Bence buraya kadar, proje oldukça ilginç ve önemli. Beni heyecanlandırdı mesela. Hemen ne sorular sorulabilir, hangi konular tartışılır, düşünmeye başladım.
Ama sahiden insan, projenin tartışma yaratan, sonrasında da projenin iptaline neden olan ismine takılmadan edemiyor. Neden “35 Sarışın Kadın”?
Kadınlara söz veren, siyasi alanda onların da var olduğunun altını çizen bir projede, kadını yine dış görünüşe dayalı, bildik klişelere hapsetmeye ne gerek var? Yani kendi topuğumuza sıkmak değil de nedir bu?
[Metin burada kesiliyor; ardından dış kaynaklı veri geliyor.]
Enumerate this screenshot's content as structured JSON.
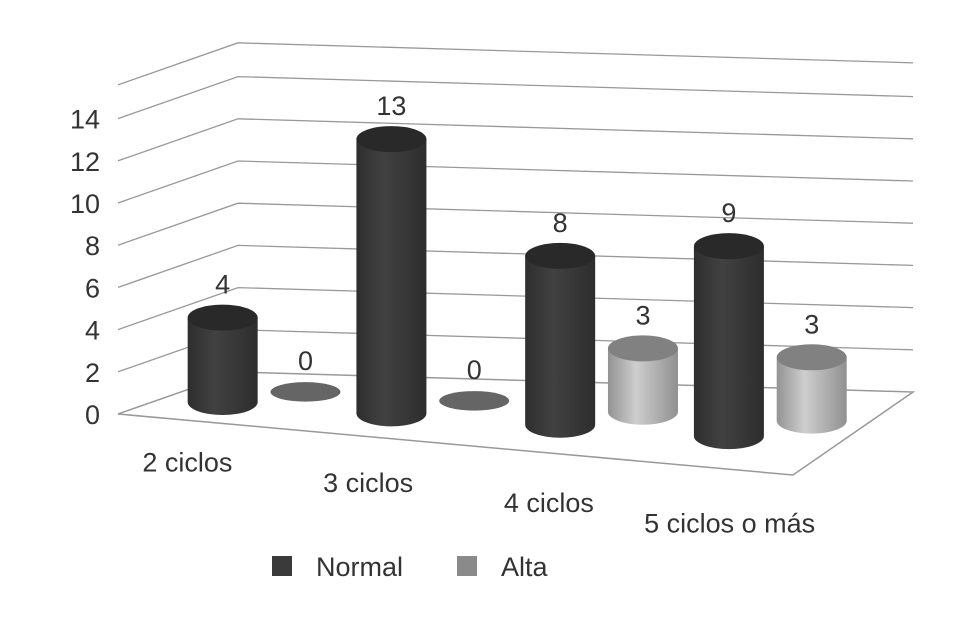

Kadınlar olarak en azından biz; kadını, göğüs, mini etek, sarışın, kızıl vs. üzerinden tanımlayan arka sayfa güzeli basitleştirmesinin önüne geçsek artık. Bu klişeleri, bir projeye dikkat çekmek adına yeniden yeniden üretmesek.
Evlere şenlik
Bu yıl 8 Mart’ta, AKP Kadın Kolları, Dünya Kadınlar Günü dolayısıyla bir etkinlik düzenlemişti. Gazetelerde, etkinlikte özellikle “mini etekli, dekolteli” ve “türbanlı” kadınların yan yana geldiğini okuduk. Etkinliğin sanatçı konuğu ise, bu ülkenin kadın dövmekle, tehdit etmekle sabıkalı, en meşhur ismi İbrahim Tatlıses’ti. Bana sorarsanız, her açıdan evlere şenlik bir Kadınlar Günü kutlamasıydı!
“Sarışın kadın” kimdir? Kimi temsil eder? Ya da “mini etekli kadın”, “türbanlı kadın”, nasıl kategoriler, nasıl genellemelerdir? Hepsi aynı şeyi mi yer içer bu kadınların? Aynı şeyi mi düşünür? Mini etekli kadınların mesela, sorunları ne derece ortaktır? Kadınların sorunlarını, “türbanlı kadınların sorunları” ve “sarışın/dekolteli kadınların sorunları” gibi anlamsız bir ikiliğe indirgemek bize ne kazandırır?
Amacın, iyi niyetle farklı sosyal, kültürel çevrelerden kadınları biraraya getirmek olduğuna şüphem yok. Ancak bu klişelerle, ne gerçek bir diyalog kurabiliriz ne de kadına toplumsal hayatta daha itibarlı bir yer sağlayabiliriz. Basına malzeme verelim, dikkat çekelim derken, bir çuval incir boşa gidiyor yani.
Projenin tanıtımında da vurgulandığı gibi, İzmirli “35 Sarışın Kadın”ın Başbakan’a iletmek istedikleri sorunların, sadece yaşam alanlarına müdahale kaygısı ya da içki yasağı olduğunu sanmıyorum. İş hayatında kadının yeri, her gün yaşanan kadın cinayetleri, seçim listelerinde yine kadın adayların manidar azlığı, yoksulluğun, şiddetin, baskının hep en çok kadını vurması... Say say bitmez.
O nedenle, Başbakan’la kadınların buluşması fikri önemlidir. Umarım sarışın, mini etekli, vesaire sığlığını sorgulayarak, bu proje yeniden gündeme gelir.